Ora è il momento di entrare in camera iperbarica, il locale che li ospiterà per oltre una settimana; i subacquei passano attraverso un portello circolare stretto ad un’estremità sigillata per mantenere sotto pressione la camera. Gli spazi abitativi all’interno dei sistemi di saturazione sono decisamente ristretti. Attraverso il portello di una minuscola stanza circolare, i subacquei si trasferiscono alla campana subacquea. Un tragitto che faranno al contrario al termine del loro turno di lavoro.

Nello spazio abitativo c’è spazio per 4-6 posti letto in cui, per circa sei settimane, i subacquei trascorreranno le ore di non lavoro ad una pressione equivalente alla profondità in cui stanno operando. Una volta che i subacquei si saranno sistemati nella camera di saturazione, il personale di supporto vitale inizierà a pompare heliox e inizierà lo spurgo, detto “blowdown“. Il tempo necessario per gli operatori per essere completamente pressurizzati dipende ovviamente dalla profondità del sito di lavoro.

Durante lo spurgo, il rapido aumento della pressione rende la camera molto calda e umida (ricordate la legge dei gas P= V*T. Successivamente, viene aumentata la temperatura interna perché le scarse proprietà termiche dell’elio lascerebbero i subacquei perennemente al … freddo. Man mano che la pressione aumenta gli operatori compensano. sbadigliando e deglutendo come farebbero in acque libere. Ma non è l’unico effetto che subiscono: la cartilagine delle articolazioni è porosa e, a volte, fanno male anche per ore.

Una volta che i sommozzatori sono sotto pressione, si accomodano nella loro nuova casa.
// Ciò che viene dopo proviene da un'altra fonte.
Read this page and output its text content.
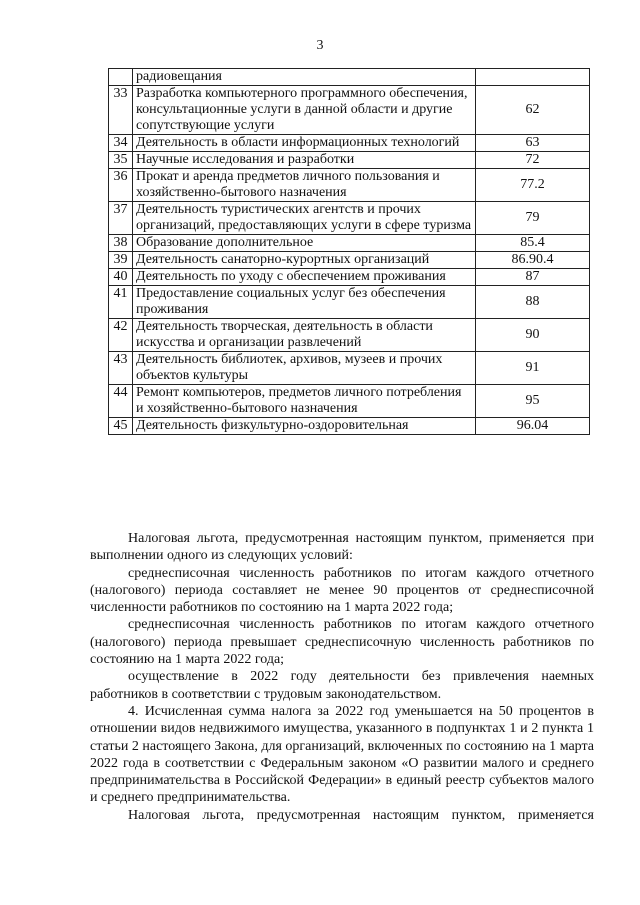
3
	радиовещания	
33	Разработка компьютерного программного обеспечения, консультационные услуги в данной области и другие сопутствующие услуги	62
34	Деятельность в области информационных технологий	63
35	Научные исследования и разработки	72
36	Прокат и аренда предметов личного пользования и хозяйственно-бытового назначения	77.2
37	Деятельность туристических агентств и прочих организаций, предоставляющих услуги в сфере туризма	79
38	Образование дополнительное	85.4
39	Деятельность санаторно-курортных организаций	86.90.4
40	Деятельность по уходу с обеспечением проживания	87
41	Предоставление социальных услуг без обеспечения проживания	88
42	Деятельность творческая, деятельность в области искусства и организации развлечений	90
43	Деятельность библиотек, архивов, музеев и прочих объектов культуры	91
44	Ремонт компьютеров, предметов личного потребления и хозяйственно-бытового назначения	95
45	Деятельность физкультурно-оздоровительная	96.04

Налоговая льгота, предусмотренная настоящим пунктом, применяется при выполнении одного из следующих условий:

среднесписочная численность работников по итогам каждого отчетного (налогового) периода составляет не менее 90 процентов от среднесписочной численности работников по состоянию на 1 марта 2022 года;

среднесписочная численность работников по итогам каждого отчетного (налогового) периода превышает среднесписочную численность работников по состоянию на 1 марта 2022 года;

осуществление в 2022 году деятельности без привлечения наемных работников в соответствии с трудовым законодательством.

4. Исчисленная сумма налога за 2022 год уменьшается на 50 процентов в отношении видов недвижимого имущества, указанного в подпунктах 1 и 2 пункта 1 статьи 2 настоящего Закона, для организаций, включенных по состоянию на 1 марта 2022 года в соответствии с Федеральным законом «О развитии малого и среднего предпринимательства в Российской Федерации» в единый реестр субъектов малого и среднего предпринимательства.

Налоговая льгота, предусмотренная настоящим пунктом, применяется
Gli scambi con l’esterno sono assicurati tramite due camere di equilibrio – una nella zona abitativa, conosciuta come il medlock, e una più grande, per le loro mute. Un assistente tecnico del supporto vitale si occupa di raccogliere vestiti sporchi e biancheria attraverso il medlock. Inoltre vengono regolarmente scambiati libri, strumenti e registri delle immersioni, un operazione semplice e veloce che viene effettuata in poco tempo (circa un paio di minuti). Quattro volte al giorno vengono consumati pasti abbondanti (i sommozzatori potrebbero necessitare di 6.000 calorie al giorno per stare al passo con i loro impegnativi lavori subacquei).

Un lavoro di team
Normalmente i sei uomini si dividono in squadre di due o tre OTS che lavorano in turni alternati. Si svegliano un’ora prima di dover lasciare la camera e, dopo essersi nutriti ed avere bevuto (l‘idratazione è importante), indossano le mute stagne che sono dotate di sistemi di circolazione dell’acqua calda per prevenire l’ipotermia.
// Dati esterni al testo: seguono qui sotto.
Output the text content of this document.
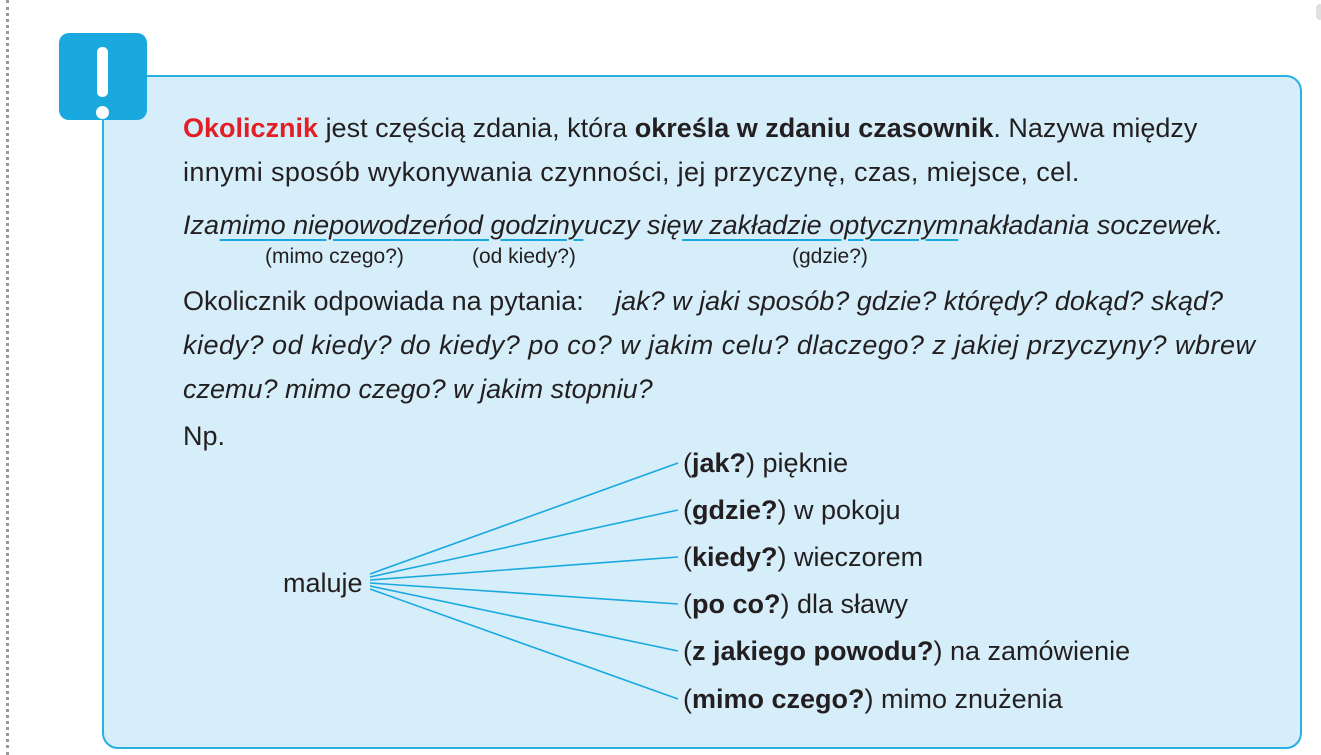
Okolicznik jest częścią zdania, która określa w zdaniu czasownik. Nazywa między
innymi sposób wykonywania czynności, jej przyczynę, czas, miejsce, cel.
Iza mimo niepowodzeń od godziny uczy się w zakładzie optycznym nakładania soczewek.
(mimo czego?)	(od kiedy?)	(gdzie?)
Okolicznik odpowiada na pytania: jak? w jaki sposób? gdzie? którędy? dokąd? skąd?
kiedy? od kiedy? do kiedy? po co? w jakim celu? dlaczego? z jakiej przyczyny? wbrew
czemu? mimo czego? w jakim stopniu?
Np.
maluje
(jak?) pięknie
(gdzie?) w pokoju
(kiedy?) wieczorem
(po co?) dla sławy
(z jakiego powodu?) na zamówienie
(mimo czego?) mimo znużenia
La squadra di immersione entra nella campana, attraverso il portello nel soffitto, ed inizia il “trasferimento sotto pressione”. La campana ha una forma simile ad un uovo ed è dotata di sistemi di comunicazione con la nave madre e di tubi, detti ombelicali, che trasportano gas, elettricità, acqua calda e segnali video tra i caschi dei sommozzatori e la nave, attraverso la campana. 
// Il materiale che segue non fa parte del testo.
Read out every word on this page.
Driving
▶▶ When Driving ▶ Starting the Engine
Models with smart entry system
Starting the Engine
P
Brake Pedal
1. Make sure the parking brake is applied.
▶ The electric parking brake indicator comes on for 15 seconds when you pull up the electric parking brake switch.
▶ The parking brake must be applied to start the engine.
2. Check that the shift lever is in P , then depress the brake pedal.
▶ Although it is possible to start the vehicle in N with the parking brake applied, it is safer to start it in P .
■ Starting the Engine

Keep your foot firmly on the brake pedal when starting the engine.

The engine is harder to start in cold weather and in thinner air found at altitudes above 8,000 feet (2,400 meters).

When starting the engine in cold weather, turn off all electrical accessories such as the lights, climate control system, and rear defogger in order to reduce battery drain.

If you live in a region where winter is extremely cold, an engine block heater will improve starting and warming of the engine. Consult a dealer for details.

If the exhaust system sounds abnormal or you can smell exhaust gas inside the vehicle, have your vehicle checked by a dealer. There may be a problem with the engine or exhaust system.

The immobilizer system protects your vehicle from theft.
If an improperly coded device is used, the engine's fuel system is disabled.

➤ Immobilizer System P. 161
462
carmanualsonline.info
Una volta che la campana si stacca dalla camera, viene portata alla profondità di lavoro. Un subacqueo rimane nella campana per monitorare la respirazione, l’acqua calda, la comunicazione e i sistemi elettrici. L’altro sommozzatore (o gli altri due) indossano il casco e incominciano il lavoro sul fondo per periodi di sei ore.

Una curiosità: durante quel periodo, la minzione non è un problema; esiste un circuito nella muta in cui il sommozzatore può urinare. Ultimato il lavoro la campana effettua il percorso inverso e la squadra rientra nella camera. Una vita dura, non sempre ben pagata, e che gli OTS possono effettuare solo per pochi anni a causa della durezza del lavoro.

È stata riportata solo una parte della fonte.